Inverto is a series of photographs taken monthly over two years bearing witness to an individual undertaking the process of physically aligning gender identity with embodied presence. The images demonstrate the impact of hormone therapy and gender reassignment surgery following pregnancy over a period of two years. The images have been compiled as a glitchy time-lapse animation, reflecting a glimpse into the disjunction of the inner and outer worlds of the subject’s transgender experience.
The project was driven by a desire to offer insight into an experience that very few get to observe. This was a unique opportunity – the subject’s medical team was not aware of another case in which a transman had chosen to delay transition in order to have a baby.
The project was designed as a visual conceptual strategy – our plan was to meet once a month to photograph the same pose under the same lighting and see what would emerge. We did not know what the end result would be when we started. Indeed, we were quite prepared to delete it if the subject/collaborator did not want to release the images.

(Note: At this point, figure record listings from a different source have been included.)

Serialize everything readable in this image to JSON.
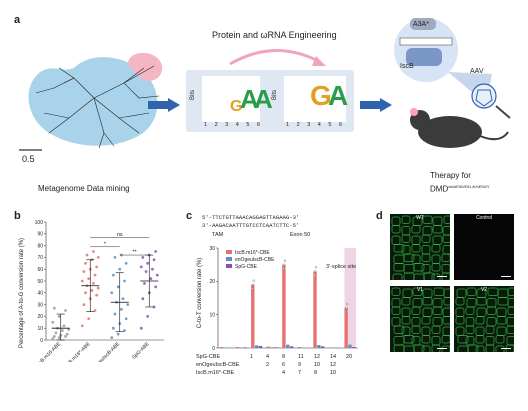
{
  "panel_a": {
    "letter": "a",
    "scale_label": "0.5",
    "metagenome_label": "Metagenome Data mining",
    "engineering_title": "Protein and ωRNA Engineering",
    "logo_axis_label": "Bits",
    "logo_positions": [
      "1",
      "2",
      "3",
      "4",
      "5",
      "6"
    ],
    "logo_ticks": [
      "2",
      "1",
      "0"
    ],
    "logo_left_letters": [
      "G",
      "A",
      "A"
    ],
    "logo_right_letters": [
      "G",
      "A"
    ],
    "diagram_labels": {
      "a3a": "A3A*",
      "iscb": "IscB",
      "aav": "AAV"
    },
    "therapy_line1": "Therapy for",
    "therapy_line2": "DMD",
    "therapy_superscript": "delΔE50/E51;K/hE50/Y"
  },
  "panel_b": {
    "letter": "b",
    "ylabel": "Percentage of A-to-G conversion rate (%)",
    "yticks": [
      "0",
      "10",
      "20",
      "30",
      "40",
      "50",
      "60",
      "70",
      "80",
      "90",
      "100"
    ],
    "categories": [
      "IscB.m16-ABE",
      "IscB.m16*-ABE",
      "enOgeuIscB-ABE",
      "SpG-ABE"
    ],
    "significance": [
      "ns",
      "*",
      "**"
    ]
  },
  "panel_c": {
    "letter": "c",
    "seq_line1": "5'-TTCTGTTAAACAGGAGTTAGAAG-3'",
    "seq_line2": "3'-AAGACAATTTGTCCTCAATCTTC-5'",
    "tam_label": "TAM",
    "exon_label": "Exon 50",
    "ylabel": "C-to-T conversion rate (%)",
    "yticks": [
      "0",
      "10",
      "20",
      "30"
    ],
    "splice_label": "3'-splice site",
    "row_labels": [
      "SpG-CBE",
      "enOgeuIscB-CBE",
      "IscB.m16*-CBE"
    ],
    "row_values": [
      [
        "1",
        "4",
        "8",
        "11",
        "12",
        "14",
        "20"
      ],
      [
        "2",
        "6",
        "9",
        "10",
        "12"
      ],
      [
        "4",
        "7",
        "8",
        "10"
      ]
    ]
  },
  "panel_d": {
    "letter": "d",
    "labels": [
      "WT",
      "Control",
      "V1",
      "V2"
    ]
  },
  "colors": {
    "iscb_m16": "#e8716f",
    "enoge": "#5b8fc9",
    "spg": "#8a4fb0",
    "tree_blue": "#a9d3ea",
    "tree_pink": "#f4b6c2",
    "arrow_blue": "#2f63ad",
    "splice_band": "#eac9dd"
  },
  "chart_data": [
    {
      "type": "scatter",
      "title": "",
      "xlabel": "",
      "ylabel": "Percentage of A-to-G conversion rate (%)",
      "ylim": [
        0,
        100
      ],
      "categories": [
        "IscB.m16-ABE",
        "IscB.m16*-ABE",
        "enOgeuIscB-ABE",
        "SpG-ABE"
      ],
      "series": [
        {
          "name": "IscB.m16-ABE",
          "mean": 10,
          "sd": 12,
          "values": [
            1,
            2,
            3,
            3,
            4,
            5,
            6,
            8,
            9,
            10,
            12,
            15,
            20,
            25,
            27
          ]
        },
        {
          "name": "IscB.m16*-ABE",
          "mean": 46,
          "sd": 22,
          "values": [
            12,
            18,
            25,
            30,
            35,
            38,
            40,
            42,
            44,
            46,
            48,
            50,
            52,
            55,
            58,
            60,
            62,
            65,
            68,
            70,
            72,
            75
          ]
        },
        {
          "name": "enOgeuIscB-ABE",
          "mean": 32,
          "sd": 25,
          "values": [
            2,
            5,
            8,
            10,
            14,
            18,
            22,
            26,
            30,
            32,
            35,
            40,
            45,
            50,
            55,
            60,
            65,
            70,
            72
          ]
        },
        {
          "name": "SpG-ABE",
          "mean": 50,
          "sd": 22,
          "values": [
            10,
            20,
            28,
            35,
            40,
            45,
            48,
            52,
            55,
            58,
            60,
            62,
            65,
            68,
            70,
            72,
            75
          ]
        }
      ],
      "annotations": [
        "ns",
        "*",
        "**"
      ]
    },
    {
      "type": "bar",
      "title": "",
      "xlabel": "",
      "ylabel": "C-to-T conversion rate (%)",
      "ylim": [
        0,
        30
      ],
      "categories": [
        "1",
        "2",
        "3",
        "4",
        "5",
        "6",
        "7",
        "8",
        "9"
      ],
      "series": [
        {
          "name": "IscB.m16*-CBE",
          "values": [
            0.3,
            0.3,
            19,
            0.4,
            25,
            0.3,
            23,
            0.2,
            12
          ]
        },
        {
          "name": "enOgeuIscB-CBE",
          "values": [
            0.1,
            0.1,
            0.8,
            0.2,
            1,
            0.1,
            0.9,
            0.1,
            1
          ]
        },
        {
          "name": "SpG-CBE",
          "values": [
            0.1,
            0.2,
            0.6,
            0.2,
            0.5,
            0.1,
            0.5,
            0.1,
            0.3
          ]
        }
      ],
      "annotations": [
        "3'-splice site"
      ]
    }
  ]
}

I was familiar with Judith Butler’s proposition of gender as enacted through performance. In the process of making Inverto I also came to a greater appreciation of the idea that gender can be conceived as technological practice, as something that can be embedded/reconstructed/reconstituted through engagement with technology. This is quite explicit in Inverto in the form of hormone therapy and surgery. This idea is also present in Donna Haraway’s discussion of gender in “A Cyborg Manifesto,” in which Haraway offers the metaphor of the cyborg, a creature co-created with technology in a post-gender world. Indeed, van Loon (1996) attempts a discussion of the interplay between Butler’s and Haraway’s propositions, characterised as the “struggle against perfect communication.”
Curiously, one of the common questions often asked about Inverto is whether or not the transformation is achieved by manipulating images in Photoshop. That is one technological intervention that was not applied to this work. We employed photography as a documentary tool to track the gradual process of aligning gender presentation with identity. Indeed, documentary photography appears to hold a particular significance for transgender individuals as a means of affirming that the outside looks like the inside.

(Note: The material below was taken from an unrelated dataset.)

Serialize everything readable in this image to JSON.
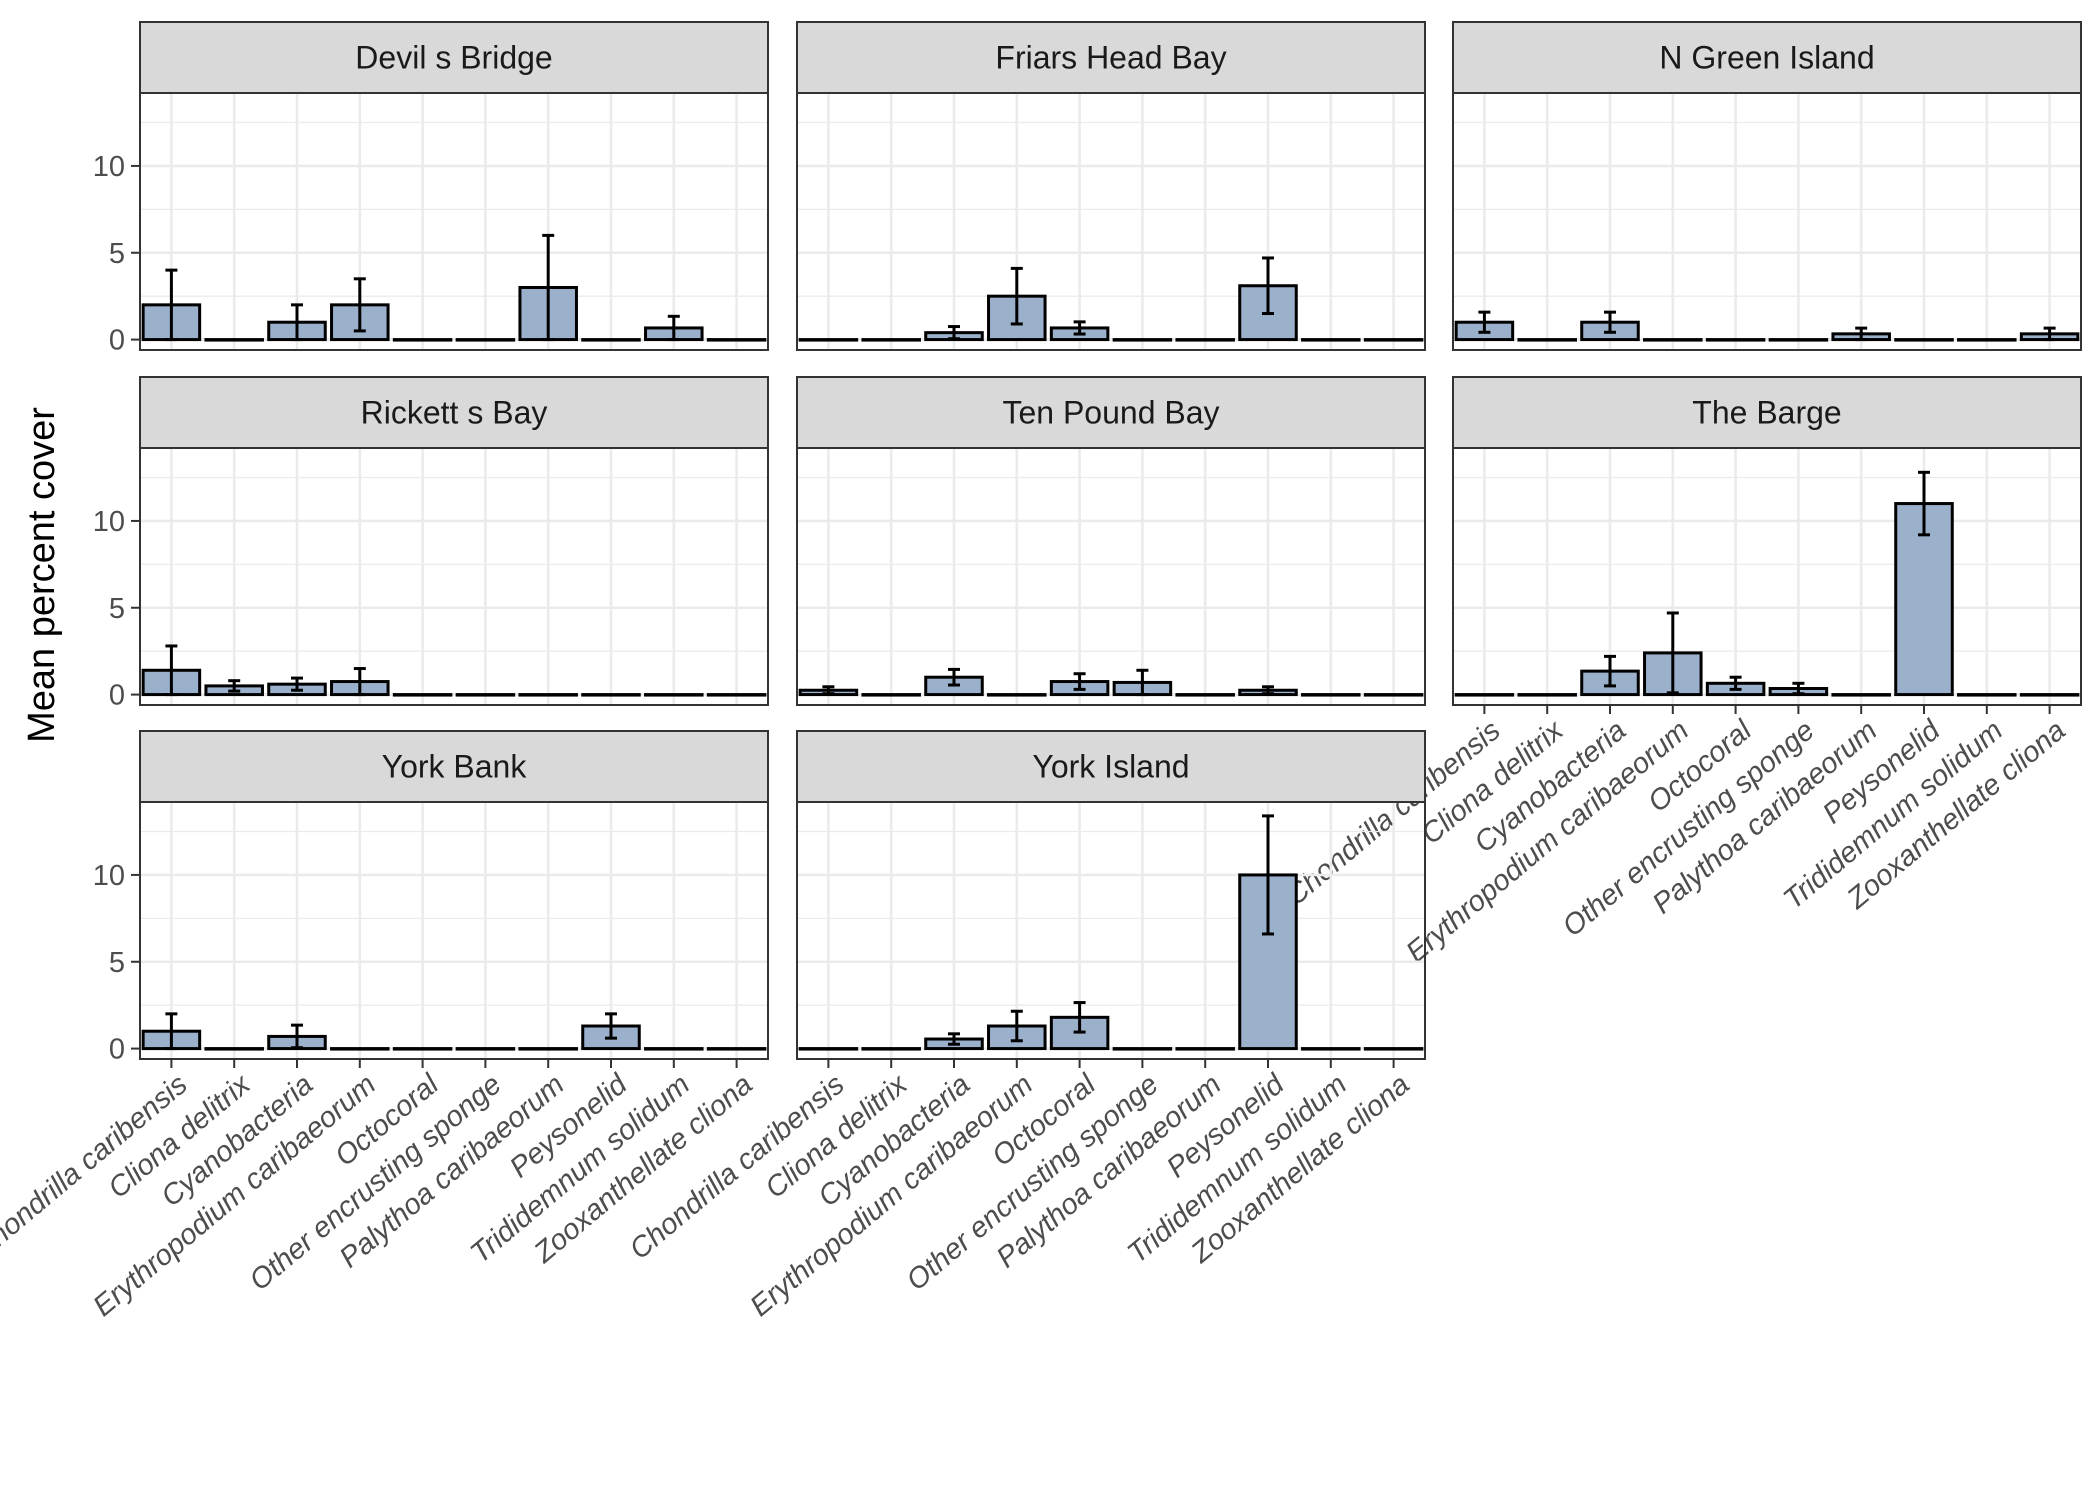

In order to protect his family’s privacy, the subject of the photographs (and project collaborator) has chosen not to have his biographical details published with the project, but wanted to document and share the transition process in a public forum with the intention of diminishing the challenges facing others by contributing to the visibility of transgender bodies.
Bibliography
Butler, J 1990, Gender trouble : feminism and the subversion of identity, New York : Routledge, 1990.

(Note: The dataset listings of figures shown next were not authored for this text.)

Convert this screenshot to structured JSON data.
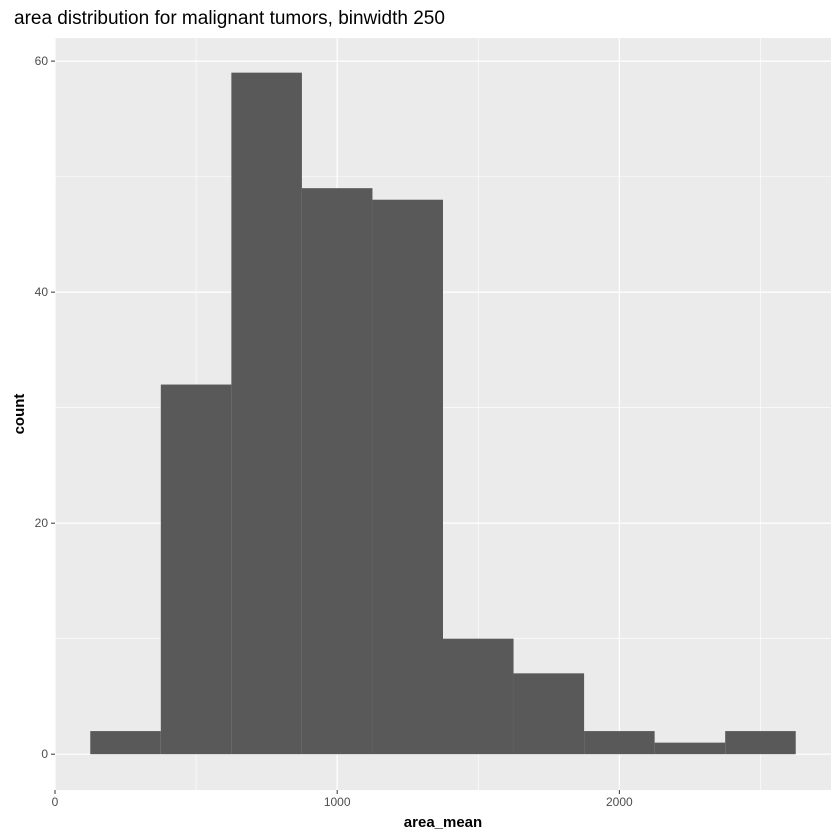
{
  "chart_data": {
    "type": "bar",
    "title": "area distribution for malignant tumors, binwidth 250",
    "xlabel": "area_mean",
    "ylabel": "count",
    "binwidth": 250,
    "bins": [
      {
        "x_start": 125,
        "x_end": 375,
        "count": 2
      },
      {
        "x_start": 375,
        "x_end": 625,
        "count": 32
      },
      {
        "x_start": 625,
        "x_end": 875,
        "count": 59
      },
      {
        "x_start": 875,
        "x_end": 1125,
        "count": 49
      },
      {
        "x_start": 1125,
        "x_end": 1375,
        "count": 48
      },
      {
        "x_start": 1375,
        "x_end": 1625,
        "count": 10
      },
      {
        "x_start": 1625,
        "x_end": 1875,
        "count": 7
      },
      {
        "x_start": 1875,
        "x_end": 2125,
        "count": 2
      },
      {
        "x_start": 2125,
        "x_end": 2375,
        "count": 1
      },
      {
        "x_start": 2375,
        "x_end": 2625,
        "count": 2
      }
    ],
    "x_ticks": [
      0,
      1000,
      2000
    ],
    "x_minor_ticks": [
      500,
      1500,
      2500
    ],
    "y_ticks": [
      0,
      20,
      40,
      60
    ],
    "y_minor_ticks": [
      10,
      30,
      50
    ],
    "xlim": [
      0,
      2750
    ],
    "ylim": [
      -3.1,
      62
    ],
    "colors": {
      "bar_fill": "#595959",
      "panel_background": "#ebebeb",
      "grid": "#ffffff",
      "tick_text": "#4d4d4d"
    },
    "grid": true
  }
}
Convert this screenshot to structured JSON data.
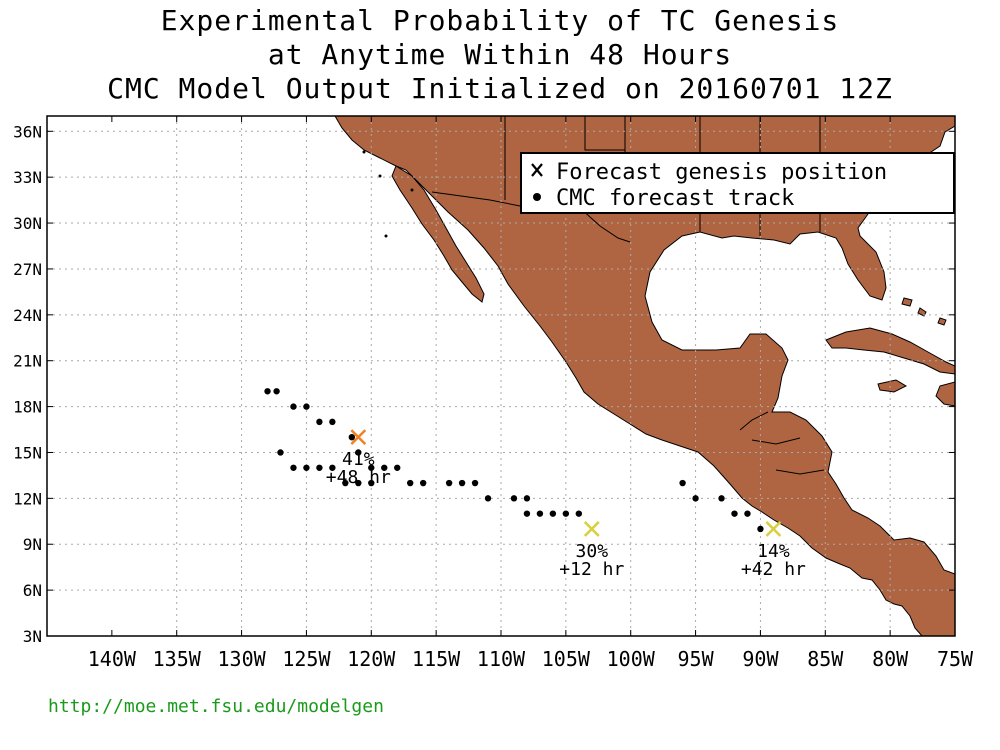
{
  "title_lines": [
    "Experimental Probability of TC Genesis",
    "at Anytime Within 48 Hours",
    "CMC Model Output Initialized on 20160701 12Z"
  ],
  "legend": {
    "genesis_label": "Forecast genesis position",
    "track_label": "CMC forecast track"
  },
  "footer_url": "http://moe.met.fsu.edu/modelgen",
  "colors": {
    "land": "#b06542",
    "genesis_high": "#f08020",
    "genesis_low": "#d8d040",
    "track": "#000000",
    "footer": "#1a9a1a"
  },
  "map": {
    "lon_range": [
      -145,
      -75
    ],
    "lat_range": [
      3,
      37
    ],
    "lon_ticks": [
      -140,
      -135,
      -130,
      -125,
      -120,
      -115,
      -110,
      -105,
      -100,
      -95,
      -90,
      -85,
      -80,
      -75
    ],
    "lon_tick_labels": [
      "140W",
      "135W",
      "130W",
      "125W",
      "120W",
      "115W",
      "110W",
      "105W",
      "100W",
      "95W",
      "90W",
      "85W",
      "80W",
      "75W"
    ],
    "lat_ticks": [
      3,
      6,
      9,
      12,
      15,
      18,
      21,
      24,
      27,
      30,
      33,
      36
    ],
    "lat_tick_labels": [
      "3N",
      "6N",
      "9N",
      "12N",
      "15N",
      "18N",
      "21N",
      "24N",
      "27N",
      "30N",
      "33N",
      "36N"
    ],
    "grid": true
  },
  "genesis_points": [
    {
      "lon": -121,
      "lat": 16,
      "prob": "41%",
      "lead": "+48 hr",
      "color": "#f08020"
    },
    {
      "lon": -103,
      "lat": 10,
      "prob": "30%",
      "lead": "+12 hr",
      "color": "#d8d040"
    },
    {
      "lon": -89,
      "lat": 10,
      "prob": "14%",
      "lead": "+42 hr",
      "color": "#d8d040"
    }
  ],
  "tracks": [
    [
      [
        -128,
        19
      ],
      [
        -127.3,
        19
      ],
      [
        -126,
        18
      ],
      [
        -125,
        18
      ],
      [
        -124,
        17
      ],
      [
        -123,
        17
      ],
      [
        -121.5,
        16
      ],
      [
        -121,
        15
      ],
      [
        -120,
        14
      ],
      [
        -119,
        14
      ],
      [
        -118,
        14
      ],
      [
        -117,
        13
      ],
      [
        -116,
        13
      ],
      [
        -114,
        13
      ],
      [
        -113,
        13
      ],
      [
        -112,
        13
      ],
      [
        -111,
        12
      ],
      [
        -109,
        12
      ],
      [
        -108,
        12
      ],
      [
        -108,
        11
      ],
      [
        -107,
        11
      ],
      [
        -106,
        11
      ],
      [
        -105,
        11
      ],
      [
        -104,
        11
      ]
    ],
    [
      [
        -127,
        15
      ],
      [
        -126,
        14
      ],
      [
        -125,
        14
      ],
      [
        -124,
        14
      ],
      [
        -123,
        14
      ],
      [
        -122,
        13
      ],
      [
        -121,
        13
      ],
      [
        -120,
        13
      ]
    ],
    [
      [
        -96,
        13
      ],
      [
        -95,
        12
      ],
      [
        -93,
        12
      ],
      [
        -92,
        11
      ],
      [
        -91,
        11
      ],
      [
        -90,
        10
      ]
    ]
  ]
}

Haraway, D 1991, “A Cyborg Manifesto: Science, Techology, and Socialist-Feminism in the Late Twentieth Century,” Simians, Cyborgs and Women: the Reinvention of Nature, New York, Routledge, pp.149-181.
Mohun, A, Oldenziel, R, & Lerman, NE 2003, Gender and technology: a reader, Baltimore : Johns Hopkins University Press, 2003.
van Loon, J 1996, ‘Technological sensibilities and the cyberpolitics of gender: Donna Haraway’s postmodern feminism,’ Innovation: The European Journal of Social Sciences, vol. 9, no. 2, pp. 231-243.
—CITATION—
Bennett, A., (2015) Inverto. Ada: A Journal of Gender, New Media, and Technology, No.7. doi:10.7264/N36T0JXT
This article has been openly peer reviewed at Ada Review.